Coverage: Indo-US Nuclear Tango
State Department Spokesman Sean McCormack on Tuesday said the United States believed that the deal is in the interests of global non-proliferation efforts and something that is worthy of NSG support.
"We are going to continue to work within the group and work with individual states to try to move it forward," he told the daily press briefing.
"We are not giving up the ship at all. It's a very tight series of deadlines that were out there, in terms of working this through the international system, working it through our Congress," McCormack said.
He said that the United States will be represented by Undersecretary for Political Affairs Bill Burns and acting Under Secretary John Rood at the NSG meeting in Vienna on September 4 and 5.

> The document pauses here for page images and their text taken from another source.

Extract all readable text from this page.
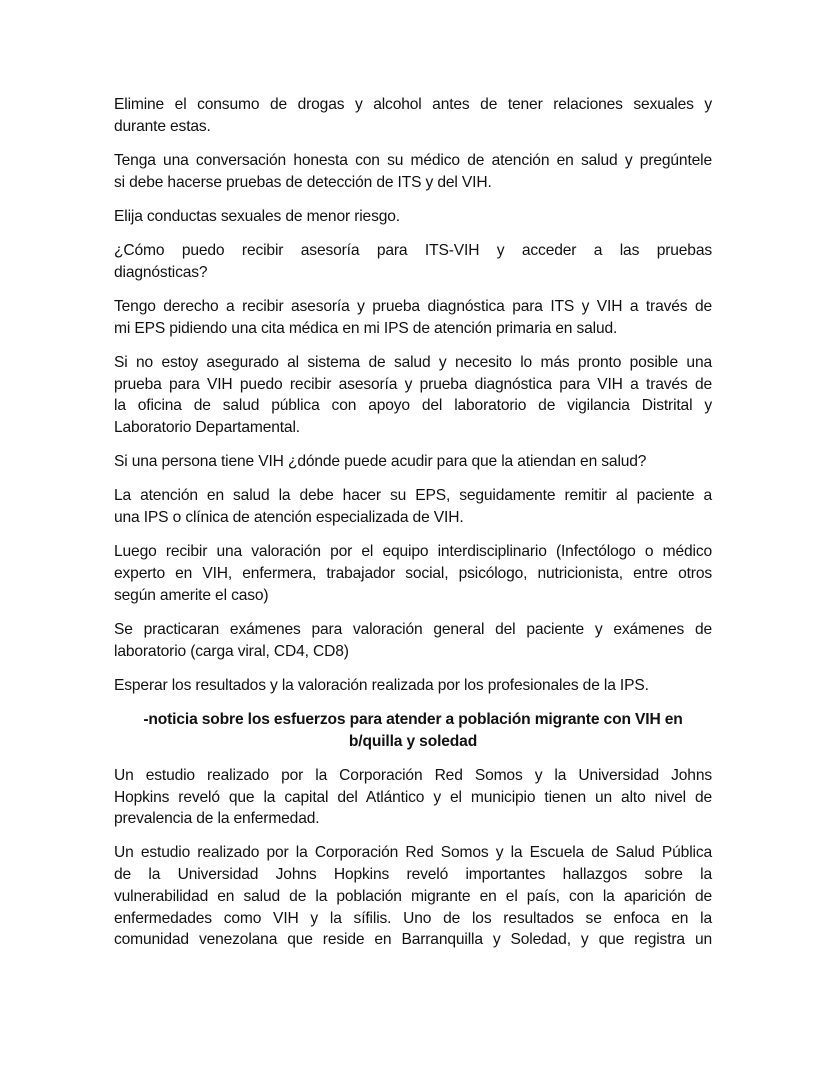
Elimine el consumo de drogas y alcohol antes de tener relaciones sexuales y
durante estas.

Tenga una conversación honesta con su médico de atención en salud y pregúntele
si debe hacerse pruebas de detección de ITS y del VIH.

Elija conductas sexuales de menor riesgo.

¿Cómo puedo recibir asesoría para ITS-VIH y acceder a las pruebas
diagnósticas?

Tengo derecho a recibir asesoría y prueba diagnóstica para ITS y VIH a través de
mi EPS pidiendo una cita médica en mi IPS de atención primaria en salud.

Si no estoy asegurado al sistema de salud y necesito lo más pronto posible una
prueba para VIH puedo recibir asesoría y prueba diagnóstica para VIH a través de
la oficina de salud pública con apoyo del laboratorio de vigilancia Distrital y
Laboratorio Departamental.

Si una persona tiene VIH ¿dónde puede acudir para que la atiendan en salud?

La atención en salud la debe hacer su EPS, seguidamente remitir al paciente a
una IPS o clínica de atención especializada de VIH.

Luego recibir una valoración por el equipo interdisciplinario (Infectólogo o médico
experto en VIH, enfermera, trabajador social, psicólogo, nutricionista, entre otros
según amerite el caso)

Se practicaran exámenes para valoración general del paciente y exámenes de
laboratorio (carga viral, CD4, CD8)

Esperar los resultados y la valoración realizada por los profesionales de la IPS.

-noticia sobre los esfuerzos para atender a población migrante con VIH en
b/quilla y soledad

Un estudio realizado por la Corporación Red Somos y la Universidad Johns
Hopkins reveló que la capital del Atlántico y el municipio tienen un alto nivel de
prevalencia de la enfermedad.

Un estudio realizado por la Corporación Red Somos y la Escuela de Salud Pública
de la Universidad Johns Hopkins reveló importantes hallazgos sobre la
vulnerabilidad en salud de la población migrante en el país, con la aparición de
enfermedades como VIH y la sífilis. Uno de los resultados se enfoca en la
comunidad venezolana que reside en Barranquilla y Soledad, y que registra un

The spokesman said that the US will continue to move the case forward and is in touch with other members of the Nuclear Suppliers Group.
"We believe that this is an issue in which the NSG should act and should move forward," McCormack said.
"But, again, there's a lot of hard diplomacy that goes -- goes into that in getting a consensus within the group," the senior State Department official said.
When asked whether a 'rump' session of the US Congress will be convened to push the Indo-US nuclear deal, McCormack said: "All I can say is we are going to keep pushing forward on it."
He admitted that some member countries of the 45-nation grouping have expressed concerns about the deal and 'we have talked to a lot of those various states'.
"I am not going to name them, but we have talked to a lot of them. They have announced themselves publicly. You can look it up and what their concerns are," McCormack said.
"We have made the assessment that this is in our interests, it is in the interests of India to develop civilian nuclear energy, while providing some assurances regarding non-proliferation activities," McCormack said.